The next step of this build is to mount the axis assembly to the tool arm. To do this, I need a part that will attach the two together so that the axis is located in just the right place and at just the right angle. I opted to use a piece of 1-1/2" square bar stock for this assembly. It needs to be rigid to eliminate flexing. The four holes that I am tapping in this photo mate with the axis assembly. I had to tap a lot of holes in this build.
Here I have the axis assembly bolted to the angle bar and temporarily clamped in place so that I can get the proper angle and location figured out. Once I had it determined, I drew lines around the mating surfaces.
Now the angle bar is attached and I'm making sure that the linear guide will glide up and down properly without hitting into the cabinets below. I could have avoided this whole angle bar, but the linear guide would have been completely vertical. I think it will be easier to manage at this angle.
The next item of business is the table that will attach the linear guide to the magnetic chuck. The easy way would have been to bolt two pieces of 1/2" stock together at a 90 degree angle, but I decided to fire up the mill and make some chips, milling it out of a solid piece of aluminum.
I should have gone for bolting the two pieces together!!! This is a problem with this particular mill. I'm sure that they manufactured this gear out of plastic so that it would fail before metal pieces started to shatter inside the gearbox. Luckily this was the second time I've thrown this gear, so I had another one that I had purchased earlier on hand. 15 minutes later and I was back in business.
Here is the table sitting on top of the linear guide. I've located it on the guide at the right spot and drilled the three holes that will serve to attach the two parts together.
Here I have the table and magnetic chuck temporarily held together with a couple drops of super glue so that I can locate four mounting holes in the right spots. The table is slightly offset. This is by design so that I can build some swivel into the table in order to make tapering tangs possible.

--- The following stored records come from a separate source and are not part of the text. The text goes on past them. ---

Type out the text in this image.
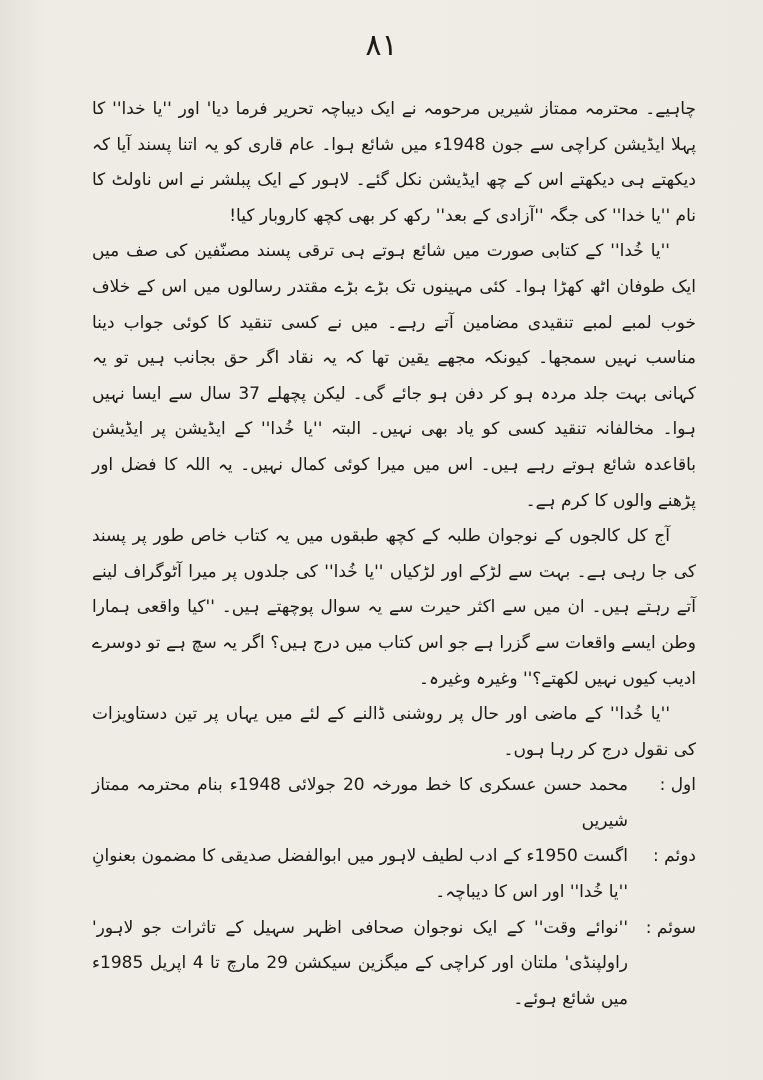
٨١

چاہیے۔ محترمہ ممتاز شیریں مرحومہ نے ایک دیباچہ تحریر فرما دیا' اور ''یا خدا'' کا پہلا ایڈیشن کراچی سے جون 1948ء میں شائع ہوا۔ عام قاری کو یہ اتنا پسند آیا کہ دیکھتے ہی دیکھتے اس کے چھ ایڈیشن نکل گئے۔ لاہور کے ایک پبلشر نے اس ناولٹ کا نام ''یا خدا'' کی جگہ ''آزادی کے بعد'' رکھ کر بھی کچھ کاروبار کیا!

''یا خُدا'' کے کتابی صورت میں شائع ہوتے ہی ترقی پسند مصنّفین کی صف میں ایک طوفان اٹھ کھڑا ہوا۔ کئی مہینوں تک بڑے بڑے مقتدر رسالوں میں اس کے خلاف خوب لمبے لمبے تنقیدی مضامین آتے رہے۔ میں نے کسی تنقید کا کوئی جواب دینا مناسب نہیں سمجھا۔ کیونکہ مجھے یقین تھا کہ یہ نقاد اگر حق بجانب ہیں تو یہ کہانی بہت جلد مردہ ہو کر دفن ہو جائے گی۔ لیکن پچھلے 37 سال سے ایسا نہیں ہوا۔ مخالفانہ تنقید کسی کو یاد بھی نہیں۔ البتہ ''یا خُدا'' کے ایڈیشن پر ایڈیشن باقاعدہ شائع ہوتے رہے ہیں۔ اس میں میرا کوئی کمال نہیں۔ یہ اللہ کا فضل اور پڑھنے والوں کا کرم ہے۔

آج کل کالجوں کے نوجوان طلبہ کے کچھ طبقوں میں یہ کتاب خاص طور پر پسند کی جا رہی ہے۔ بہت سے لڑکے اور لڑکیاں ''یا خُدا'' کی جلدوں پر میرا آٹوگراف لینے آتے رہتے ہیں۔ ان میں سے اکثر حیرت سے یہ سوال پوچھتے ہیں۔ ''کیا واقعی ہمارا وطن ایسے واقعات سے گزرا ہے جو اس کتاب میں درج ہیں؟ اگر یہ سچ ہے تو دوسرے ادیب کیوں نہیں لکھتے؟'' وغیرہ وغیرہ۔

''یا خُدا'' کے ماضی اور حال پر روشنی ڈالنے کے لئے میں یہاں پر تین دستاویزات کی نقول درج کر رہا ہوں۔

اول :
محمد حسن عسکری کا خط مورخہ 20 جولائی 1948ء بنام محترمہ ممتاز شیریں
دوئم :
اگست 1950ء کے ادب لطیف لاہور میں ابوالفضل صدیقی کا مضمون بعنوانِ ''یا خُدا'' اور اس کا دیباچہ۔
سوئم :
''نوائے وقت'' کے ایک نوجوان صحافی اظہر سہیل کے تاثرات جو لاہور' راولپنڈی' ملتان اور کراچی کے میگزین سیکشن 29 مارچ تا 4 اپریل 1985ء میں شائع ہوئے۔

Here's a pic of the table, magnetic chuck, and the liner guide mounted together. You can see that the table at the bolt on the right side has a slot cut out of it. This is so that the table can swivel forward, pivoting around the bolt of the left. The middle bolt will need to be removed in order to do tapering, but it will help to keep things true when set parallel. I may need to add some stops too, but I don't think they will be necessary.
This last pic is of the whole grinder all assembled. I'm so close to the end of this project that I can taste it. I can't wait to fire this thing up and take it for a spin. I still need to add a handle to the linear slide to make it comfortable to operate and add a bumper stop to keep the linear slide from sliding right off the axis assembly and dropping to the floor. I think I'll do a couple of cosmetic mods also (just round off some corners) and maybe make a bigger knob to adjust the Y-axis. With fingers crossed, I'll be grinding parts by next weekend. I might even try to figure out how to add a depth indicator. . .
Thanks for following along with me on this build.